The dramatic rise of various kinds of nonreligion in the U.S. population has been tracked by numerous surveys. This is the group of people who check “none” or “nothing in particular” when asked about their religious affiliation. They are large — and still growing.
“This is a stunning change in the American social landscape,” Campbell, said in a Zoom interview. “To put it in context, prior to 1990, virtually no Americans identified in public opinion surveys as nonreligious. It was as low as 5%, which is close to the margin of error. And by the time we get to the year 2000, at that point you’re talking about 14% to 15% of the population. And now, that is a huge change. We do not typically see change of anything on that scale in a relatively short period of time.”
What’s responsible for this rapid change? Various studies have argued that one reason for the rapid rise of the nones is a backlash against the actions of the religious right, since so many people who leave religion also seem to be politically liberal. Campbell and his colleagues designed a series of experiments that could test that hypothesis: Was it a coincidence? A correlation? Or was religious people’s political activism actually causing increasing numbers of Americans to vote with their feet?
The first phase of each experiment asked people to choose their religious affiliation from a list and also asked other questions about their behavior and beliefs. The second phase, given to the same respondents a week later, had them read a news story that looked realistic but was actually fictionalized. The news stories were all about examples where people had mixed religion with politics, like a clergy member who was active in politics, or a politician who repeatedly referred to his faith on the campaign trail. Then, at the end of the survey, they were given the same demographic questions as before, including the one about their religious identity.
The researchers compared how people responded to the religious affiliation question to the baseline they had established a week earlier. For respondents who had already identified themselves as Republicans, being presented with these examples of the mixing of God talk and politics had no effect on how they characterized their religious identity the second time around.
Democrats, however, showed a clear aversion after reading the reports about mixing religion and politics. When surveyed the second time, their rate of religious affiliation had dropped by 13 points.
Campbell said the findings were dramatic. Just reading the news story, he said, is apparently “enough to push a sizable number of people away from holding a religious affiliation. That’s one story at one point in time, and we can get that effect. Imagine what happens when people are exposed to hundreds of stories over many, many years. It would only reinforce that idea that religion and the Republican Party go together, and that if you’re not sympathetic to the Republican Party, you don’t want anything to do with religion.”
While most of the attention has been given to the way nones are leaving religion because of the religious right’s political stances on issues like LGBTQ rights or anti-Muslim immigration policies, the left doesn’t have a pass to mix religion and politics, either, Campbell said.

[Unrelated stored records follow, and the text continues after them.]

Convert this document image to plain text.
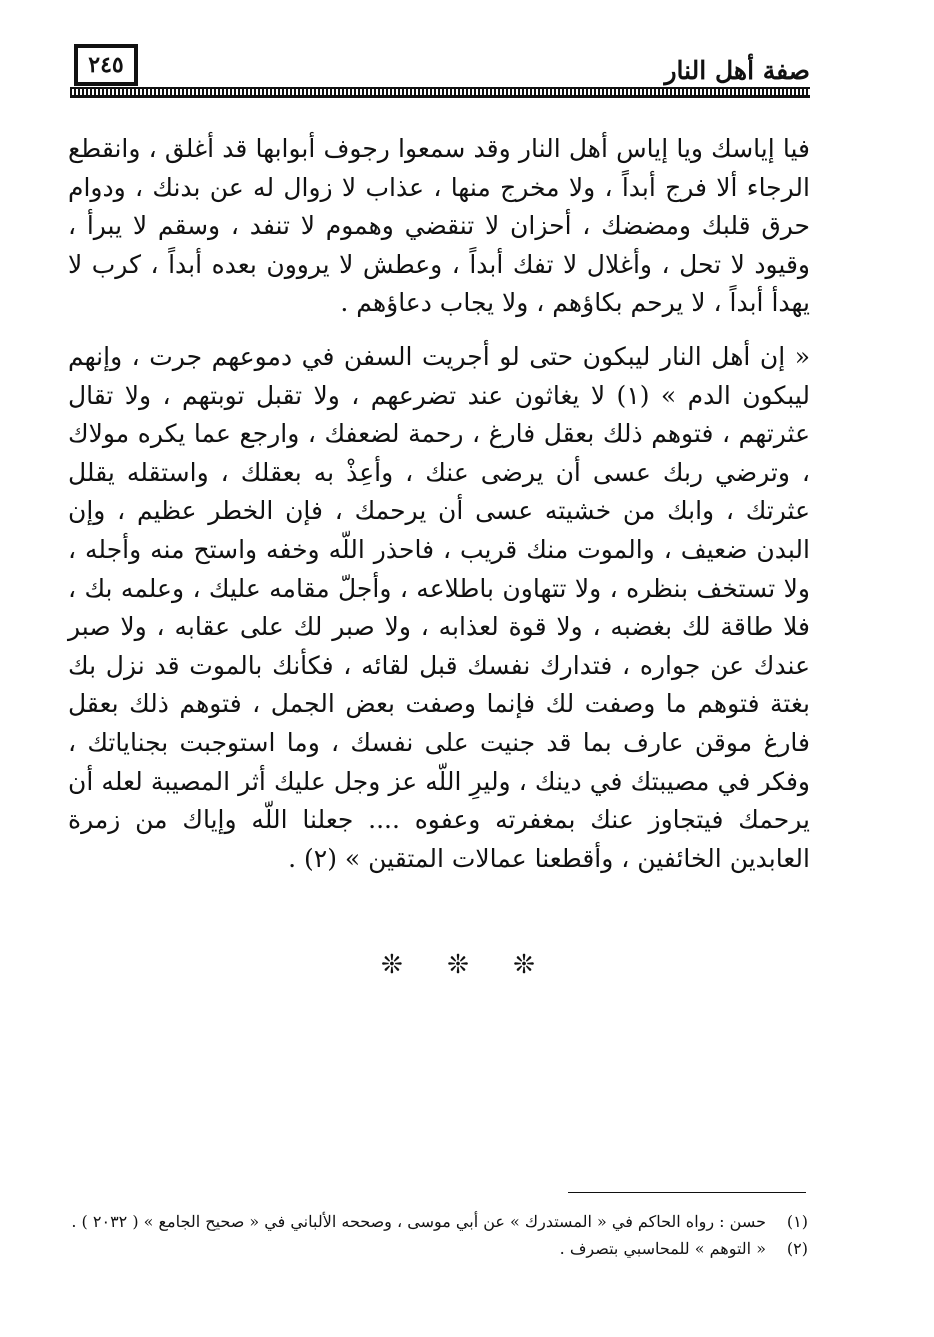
٢٤٥	صفة أهل النار

فيا إياسك ويا إياس أهل النار وقد سمعوا رجوف أبوابها قد أغلق ، وانقطع الرجاء ألا فرج أبداً ، ولا مخرج منها ، عذاب لا زوال له عن بدنك ، ودوام حرق قلبك ومضضك ، أحزان لا تنقضي وهموم لا تنفد ، وسقم لا يبرأ ، وقيود لا تحل ، وأغلال لا تفك أبداً ، وعطش لا يروون بعده أبداً ، كرب لا يهدأ أبداً ، لا يرحم بكاؤهم ، ولا يجاب دعاؤهم .

« إن أهل النار ليبكون حتى لو أجريت السفن في دموعهم جرت ، وإنهم ليبكون الدم » (١) لا يغاثون عند تضرعهم ، ولا تقبل توبتهم ، ولا تقال عثرتهم ، فتوهم ذلك بعقل فارغ ، رحمة لضعفك ، وارجع عما يكره مولاك ، وترضي ربك عسى أن يرضى عنك ، وأعِذْ به بعقلك ، واستقله يقلل عثرتك ، وابك من خشيته عسى أن يرحمك ، فإن الخطر عظيم ، وإن البدن ضعيف ، والموت منك قريب ، فاحذر اللّه وخفه واستح منه وأجله ، ولا تستخف بنظره ، ولا تتهاون باطلاعه ، وأجلّ مقامه عليك ، وعلمه بك ، فلا طاقة لك بغضبه ، ولا قوة لعذابه ، ولا صبر لك على عقابه ، ولا صبر عندك عن جواره ، فتدارك نفسك قبل لقائه ، فكأنك بالموت قد نزل بك بغتة فتوهم ما وصفت لك فإنما وصفت بعض الجمل ، فتوهم ذلك بعقل فارغ موقن عارف بما قد جنيت على نفسك ، وما استوجبت بجناياتك ، وفكر في مصيبتك في دينك ، وليرِ اللّه عز وجل عليك أثر المصيبة لعله أن يرحمك فيتجاوز عنك بمغفرته وعفوه .... جعلنا اللّه وإياك من زمرة العابدين الخائفين ، وأقطعنا عمالات المتقين » (٢) .

❊ ❊ ❊
(١)
حسن : رواه الحاكم في « المستدرك » عن أبي موسى ، وصححه الألباني في « صحيح الجامع » ( ٢٠٣٢ ) .
(٢)
« التوهم » للمحاسبي بتصرف .
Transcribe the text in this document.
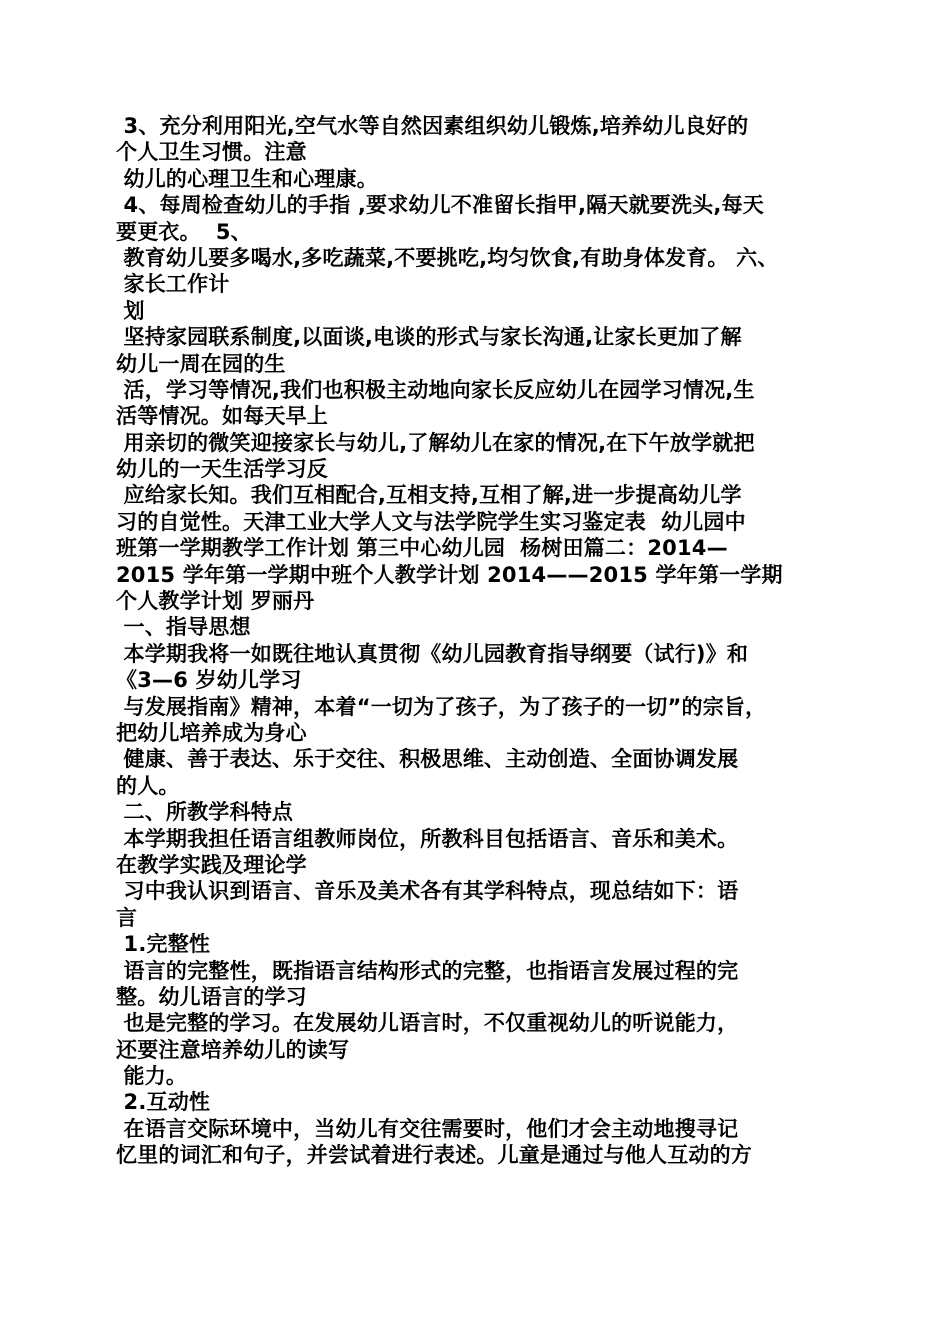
3、充分利用阳光,空气水等自然因素组织幼儿锻炼,培养幼儿良好的
个人卫生习惯。注意
幼儿的心理卫生和心理康。
4、每周检查幼儿的手指 ,要求幼儿不准留长指甲,隔天就要洗头,每天
要更衣。  5、
教育幼儿要多喝水,多吃蔬菜,不要挑吃,均匀饮食,有助身体发育。 六、
家长工作计
划
坚持家园联系制度,以面谈,电谈的形式与家长沟通,让家长更加了解
幼儿一周在园的生
活，学习等情况,我们也积极主动地向家长反应幼儿在园学习情况,生
活等情况。如每天早上
用亲切的微笑迎接家长与幼儿,了解幼儿在家的情况,在下午放学就把
幼儿的一天生活学习反
应给家长知。我们互相配合,互相支持,互相了解,进一步提高幼儿学
习的自觉性。天津工业大学人文与法学院学生实习鉴定表  幼儿园中
班第一学期教学工作计划 第三中心幼儿园  杨树田篇二：2014—
2015 学年第一学期中班个人教学计划 2014——2015 学年第一学期
个人教学计划 罗丽丹
一、指导思想
本学期我将一如既往地认真贯彻《幼儿园教育指导纲要（试行)》和
《3—6 岁幼儿学习
与发展指南》精神，本着“一切为了孩子，为了孩子的一切”的宗旨，
把幼儿培养成为身心
健康、善于表达、乐于交往、积极思维、主动创造、全面协调发展
的人。
二、所教学科特点
本学期我担任语言组教师岗位，所教科目包括语言、音乐和美术。
在教学实践及理论学
习中我认识到语言、音乐及美术各有其学科特点，现总结如下：语
言
1.完整性
语言的完整性，既指语言结构形式的完整，也指语言发展过程的完
整。幼儿语言的学习
也是完整的学习。在发展幼儿语言时，不仅重视幼儿的听说能力，
还要注意培养幼儿的读写
能力。
2.互动性
在语言交际环境中，当幼儿有交往需要时，他们才会主动地搜寻记
忆里的词汇和句子，并尝试着进行表述。儿童是通过与他人互动的方
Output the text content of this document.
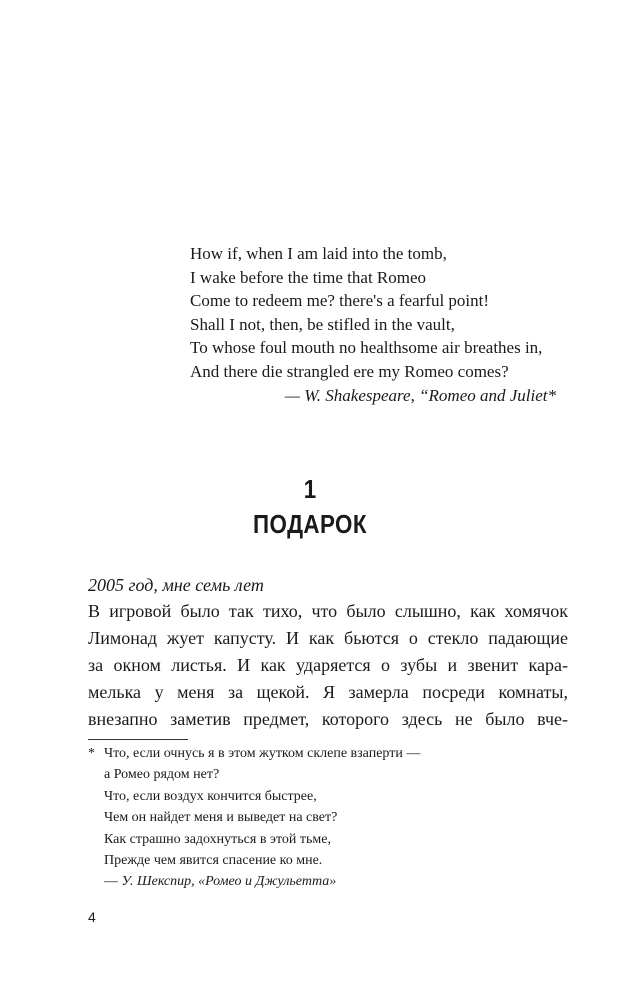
How if, when I am laid into the tomb,
I wake before the time that Romeo
Come to redeem me? there's a fearful point!
Shall I not, then, be stifled in the vault,
To whose foul mouth no healthsome air breathes in,
And there die strangled ere my Romeo comes?
— W. Shakespeare, “Romeo and Juliet*
1
ПОДАРОК
2005 год, мне семь лет
В игровой было так тихо, что было слышно, как хомячок
Лимонад жует капусту. И как бьются о стекло падающие
за окном листья. И как ударяется о зубы и звенит кара-
мелька у меня за щекой. Я замерла посреди комнаты,
внезапно заметив предмет, которого здесь не было вче-
* Что, если очнусь я в этом жутком склепе взаперти —
а Ромео рядом нет?
Что, если воздух кончится быстрее,
Чем он найдет меня и выведет на свет?
Как страшно задохнуться в этой тьме,
Прежде чем явится спасение ко мне.
— У. Шекспир, «Ромео и Джульетта»
4
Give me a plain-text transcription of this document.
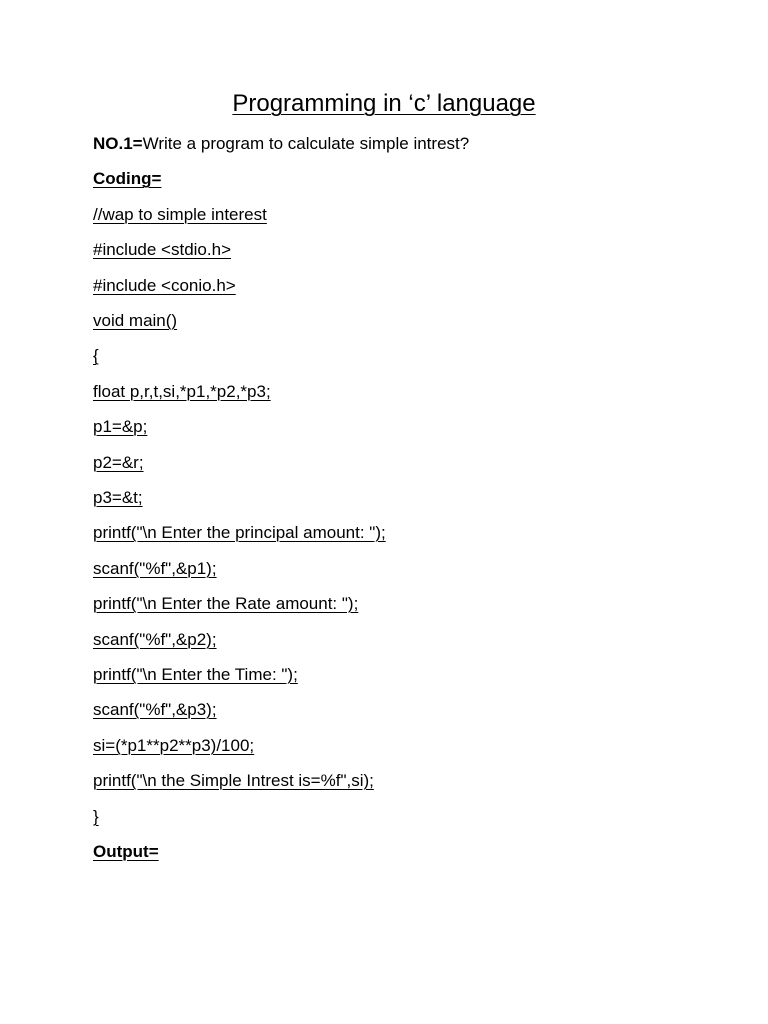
Programming in ‘c’ language

NO.1=Write a program to calculate simple intrest?

Coding=

//wap to simple interest

#include <stdio.h>

#include <conio.h>

void main()

{

float p,r,t,si,*p1,*p2,*p3;

p1=&p;

p2=&r;

p3=&t;

printf("\n Enter the principal amount: ");

scanf("%f",&p1);

printf("\n Enter the Rate amount: ");

scanf("%f",&p2);

printf("\n Enter the Time: ");

scanf("%f",&p3);

si=(*p1**p2**p3)/100;

printf("\n the Simple Intrest is=%f",si);

}

Output=
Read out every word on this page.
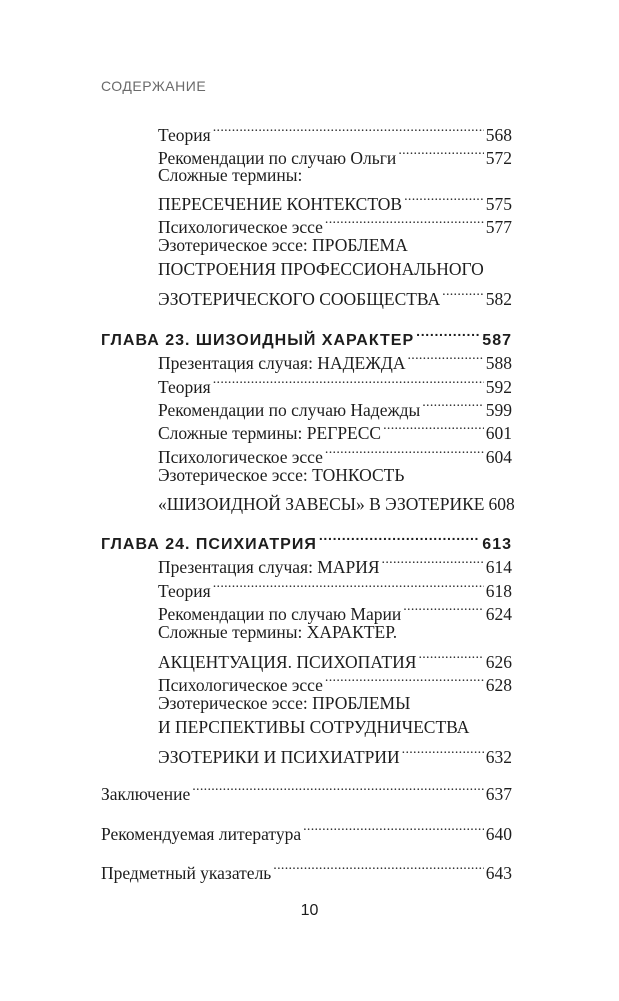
СОДЕРЖАНИЕ
Теория . . .	568
Рекомендации по случаю Ольги . . .	572
Сложные термины:
ПЕРЕСЕЧЕНИЕ КОНТЕКСТОВ . . .	575
Психологическое эссе . . .	577
Эзотерическое эссе: ПРОБЛЕМА
ПОСТРОЕНИЯ ПРОФЕССИОНАЛЬНОГО
ЭЗОТЕРИЧЕСКОГО СООБЩЕСТВА . . .	582
ГЛАВА 23. ШИЗОИДНЫЙ ХАРАКТЕР . . .	587
Презентация случая: НАДЕЖДА . . .	588
Теория . . .	592
Рекомендации по случаю Надежды . . .	599
Сложные термины: РЕГРЕСС . . .	601
Психологическое эссе . . .	604
Эзотерическое эссе: ТОНКОСТЬ
«ШИЗОИДНОЙ ЗАВЕСЫ» В ЭЗОТЕРИКЕ 608
ГЛАВА 24. ПСИХИАТРИЯ . . .	613
Презентация случая: МАРИЯ . . .	614
Теория . . .	618
Рекомендации по случаю Марии . . .	624
Сложные термины: ХАРАКТЕР.
АКЦЕНТУАЦИЯ. ПСИХОПАТИЯ . . .	626
Психологическое эссе . . .	628
Эзотерическое эссе: ПРОБЛЕМЫ
И ПЕРСПЕКТИВЫ СОТРУДНИЧЕСТВА
ЭЗОТЕРИКИ И ПСИХИАТРИИ . . .	632
Заключение . . .	637
Рекомендуемая литература . . .	640
Предметный указатель . . .	643
10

“I would say to churches, on both the left and the right, that if you want to bring people back to the pews, you want to stay out of politics. And that’s true of mainline Protestant churches, Catholic parishes, Jewish synagogues — any religious community. While most of the allergic reaction is against the right, there is a general sentiment among people that they really don’t like the mixture of the two.”
“Secular Surge” does a deep dive into what the rise of the nones — and their demonstrated allergy to mixing religion and politics — might mean for politics in America going forward. In addition to the massive religious-secular divide in America as a whole, in which Republicans remain highly religious and most nonreligious people gravitate toward the Democratic Party, there’s also an intraparty fault line that could become a problem in the near future.
“In the Democratic Party, this is a brewing storm,” Campbell said. “The secular activists are a large number of the grassroots volunteers for the Democratic Party.” But the Democratic Party has traditionally been the home of African American and Latino voters, who are often highly religious. Will the party be able to hold together in its aims, given that religious and secular voters often have very different priorities?
“Frankly, the Biden administration will be the test. Can Joe Biden manage to keep these two wings of the party together? Thus far, they have managed to tamp down any potential tensions between the religious and secular wings of the party. But I wouldn’t be surprised if in the next four years, you do see more of those tensions arising.”
Biden, he noted, has been unusual in being so public about his Catholic faith, both on the campaign and in his presidency. “Here you have a candidate who is very open about his religion, but he’s heading up a party that has this strong secular wing.”
A rupture is not inevitable, he said. But preventing it will take sensitivity to divergent points of view within the party.